Education Secretary Betsy DeVos on Tuesday walked back controversial remarks she made to Congress two weeks ago, clarifying in a Senate hearing that she does not think teachers and principals can report students to immigration authorities.
DeVos told the House Committee on Education and the Workforce in late May that schools and local communities can decide whether to alert Immigration and Customs Enforcement about students who might be undocumented.
Her remarks were condemned by civil rights groups, the Congressional Hispanic Caucus and more than 100 congressional Democrats, who said educators who call the immigration agency on students would be violating the law. They cautioned that her assertion could confuse educators and ratchet up fear in immigrant communities.
The Supreme Court ruled in 1982 in Plyler v. Doe that the right to a free public education extends to all young people, regardless of immigration status. Federal courts later ruled that compelling teachers to report students to immigration authorities violated the ruling, as did forcing students to disclose their immigration status because it could make students fearful of attending school.
DeVos issued a statement last week that attempted to clarify her remarks, saying “schools are not, and should never become, immigration enforcement zones.” But she was silent on the question of whether teachers and principals were permitted to call immigration authorities.

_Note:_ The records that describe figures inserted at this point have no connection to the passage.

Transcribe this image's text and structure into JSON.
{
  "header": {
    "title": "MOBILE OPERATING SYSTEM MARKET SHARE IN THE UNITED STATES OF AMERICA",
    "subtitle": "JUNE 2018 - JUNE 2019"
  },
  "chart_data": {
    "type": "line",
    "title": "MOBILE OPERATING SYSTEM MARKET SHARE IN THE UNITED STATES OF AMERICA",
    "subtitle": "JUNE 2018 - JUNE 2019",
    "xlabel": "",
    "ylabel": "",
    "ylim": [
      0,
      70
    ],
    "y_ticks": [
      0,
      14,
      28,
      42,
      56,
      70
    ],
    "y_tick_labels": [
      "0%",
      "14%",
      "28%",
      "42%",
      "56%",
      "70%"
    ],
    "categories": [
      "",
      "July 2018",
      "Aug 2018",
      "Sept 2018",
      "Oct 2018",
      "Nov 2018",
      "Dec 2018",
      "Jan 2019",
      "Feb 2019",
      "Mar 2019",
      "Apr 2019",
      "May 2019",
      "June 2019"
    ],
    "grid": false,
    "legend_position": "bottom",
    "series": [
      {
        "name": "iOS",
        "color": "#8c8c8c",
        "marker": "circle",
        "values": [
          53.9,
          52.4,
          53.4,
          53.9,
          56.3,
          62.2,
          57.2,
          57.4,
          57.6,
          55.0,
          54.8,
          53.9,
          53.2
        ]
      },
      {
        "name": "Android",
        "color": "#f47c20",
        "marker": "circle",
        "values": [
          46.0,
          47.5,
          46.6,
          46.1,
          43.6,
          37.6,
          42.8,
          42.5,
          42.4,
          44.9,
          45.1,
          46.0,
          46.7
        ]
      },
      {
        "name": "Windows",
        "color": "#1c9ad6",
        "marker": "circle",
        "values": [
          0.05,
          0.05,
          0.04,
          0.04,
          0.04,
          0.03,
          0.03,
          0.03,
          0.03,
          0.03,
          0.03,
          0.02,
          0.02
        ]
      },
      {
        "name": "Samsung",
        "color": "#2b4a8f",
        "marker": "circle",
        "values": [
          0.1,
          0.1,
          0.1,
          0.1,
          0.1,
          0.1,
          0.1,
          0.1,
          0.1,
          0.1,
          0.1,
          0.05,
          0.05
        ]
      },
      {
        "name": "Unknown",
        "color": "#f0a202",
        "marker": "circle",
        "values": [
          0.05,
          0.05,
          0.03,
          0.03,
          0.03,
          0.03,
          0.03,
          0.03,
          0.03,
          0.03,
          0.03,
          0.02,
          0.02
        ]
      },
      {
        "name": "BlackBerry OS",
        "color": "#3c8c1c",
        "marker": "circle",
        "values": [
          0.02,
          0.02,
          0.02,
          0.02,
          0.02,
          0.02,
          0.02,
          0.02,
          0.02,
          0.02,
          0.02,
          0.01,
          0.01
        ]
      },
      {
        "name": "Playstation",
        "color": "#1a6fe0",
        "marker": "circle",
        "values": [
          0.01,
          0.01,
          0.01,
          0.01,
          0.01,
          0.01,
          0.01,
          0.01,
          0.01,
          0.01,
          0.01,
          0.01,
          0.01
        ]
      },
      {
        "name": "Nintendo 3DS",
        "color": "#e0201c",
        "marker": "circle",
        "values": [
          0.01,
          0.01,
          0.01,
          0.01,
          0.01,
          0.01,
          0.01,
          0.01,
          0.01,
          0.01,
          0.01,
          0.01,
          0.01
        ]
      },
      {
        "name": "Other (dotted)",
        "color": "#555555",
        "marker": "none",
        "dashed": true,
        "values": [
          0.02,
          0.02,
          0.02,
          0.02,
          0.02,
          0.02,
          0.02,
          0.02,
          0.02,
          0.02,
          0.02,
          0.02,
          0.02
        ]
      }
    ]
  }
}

On Tuesday, DeVos reversed course after a lengthy exchange with Sen. Chris Murphy (D-Conn.) during a hearing of a Senate Appropriations subcommittee. Murphy pressed DeVos to clarify her remarks five times before she definitively answered that she did not think that federal law allowed principals or teachers to call ICE on students.
Here’s their exchange:
Murphy: So let me ask a question again, is it okay — you’re the secretary of education, there are a lot of schools that want guidance and want to understand what the law is — is it okay for a teacher or principal to call ICE to report an undocumented student?
DeVos: I think a school is a place for students to be able to learn, and they should be protected there.
Murphy: Is that a — you seem to be very purposefully not giving a yes or no answer, and I think there’s a lot of educators that want to know whether this is permissible.
DeVos: I think educators know in their hearts they need to ensure that students have a safe place to learn.
Murphy: It’s not — why are you so — why are you not answering the question?
DeVos: I think I am answering the question.
Murphy: Well, the question is yes or no. Can a principal call ICE on a student? Is that allowed under federal law?
DeVos: In a school setting, a student has the right to be there and the right to learn. And so everything surrounding that should protect that and enhance that student’s opportunity and that student’s environment.
Murphy: So they can’t call ICE?
DeVos: I don’t think they can.
Officially, the immigration agency has a policy of avoiding enforcement actions around schools, churches, hospitals and other “sensitive areas.” But civil rights advocates have panned immigration authorities for arresting parents near schools, saying it drives undocumented students and children of undocumented parents away from the classroom.
The Pew Research Center estimates 3.9 million schoolchildren had an unauthorized immigrant parent in 2014 — or 7.3 percent of all schoolchildren. About 725,000 of those children were unauthorized immigrants.